Father of New York Post ‘Bag Man’ Seeks Legal Counsel
More: Father of New York Post ‘Bag Man’ Seeks Legal Counsel
El Houssein Barhoum is the father of one of the young men depicted on the April 18 cover of the New York Post. “Bag Men,” read the headline, with this explanation: “Feds seek these two pictured at Boston Marathon.”
“These two” had nothing to do with the Boston Marathon bombings, but they made the Post cover in any case. As a result, Barhoum is talking to lawyers about his options. “A lot of people, they tell me that’s your right to sue them,” says Barhoum, who says he is working toward a contract with a lawyer. “I will give him my case and he will study it.” The Erik Wemple Blog is already on record as favoring this approach.
Should the family file a civil complaint, it’ll surely address the upheaval that the New York Post has helped bring to the Barhoum household. The son in the photo, Salah Barhoum, a 16-year-old track athlete (other accounts say he’s 17), sleeps one or two hours per night these days, says El Houssein Barhoum, and sometimes “refuses to go to school.” “He says, ‘I don’t want people to ask me a lot of questions,’ ” the father reports.

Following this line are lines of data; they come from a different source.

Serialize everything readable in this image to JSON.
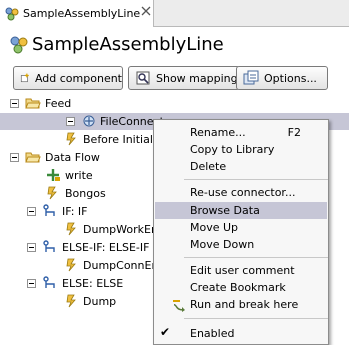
{
  "tab": {
    "title": "SampleAssemblyLine"
  },
  "editor": {
    "title": "SampleAssemblyLine"
  },
  "toolbar": {
    "add_component": "Add component",
    "show_mapping": "Show mapping",
    "options": "Options..."
  },
  "tree": {
    "feed": "Feed",
    "file_connector": "FileConnector",
    "before_initialize": "Before Initialize",
    "data_flow": "Data Flow",
    "write": "write",
    "bongos": "Bongos",
    "if_if": "IF: IF",
    "dump_work_entry": "DumpWorkEntry",
    "else_if": "ELSE-IF: ELSE-IF",
    "dump_conn_entry": "DumpConnEntry",
    "else_else": "ELSE: ELSE",
    "dump": "Dump"
  },
  "context_menu": {
    "rename": "Rename...",
    "rename_shortcut": "F2",
    "copy_to_library": "Copy to Library",
    "delete": "Delete",
    "reuse_connector": "Re-use connector...",
    "browse_data": "Browse Data",
    "move_up": "Move Up",
    "move_down": "Move Down",
    "edit_user_comment": "Edit user comment",
    "create_bookmark": "Create Bookmark",
    "run_and_break_here": "Run and break here",
    "enabled": "Enabled",
    "enabled_checked": "✔"
  },
  "colors": {
    "selection": "#c6c6d6",
    "folder": "#e8c35a",
    "script": "#d4a017",
    "branch": "#2f5fa8"
  }
}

Before the photo hit the New York Post, it circulated on the Internet, a scary development that prompted Salah Barhoum to meet with authorities to clear his name. That was on Wednesday, two days after the bombings. On Thursday, the Post chose to showcase Salah Barhoum and a friend.
Following all the attention, “We were just scared to go outside,” says El Houssein Barhoum, who says he works at a Cosi restaurant in Boston. On account of the sleepless nights he spends thinking about his kid, Barhoum says he’s been arriving late to work. “Recently, because usually I keep thinking about my son and about my family and in the morning, it’s hard for me to wake up early and I become lazy again,” says El Houssein Barhoum, who immigrated from Morocco with his family about eight years ago. “My future is based on my kids, so when you see your future is like really like the destruction of your kids’ future, so how can you feel? My capital is my kids. If something happens to them, it happens to me, too.”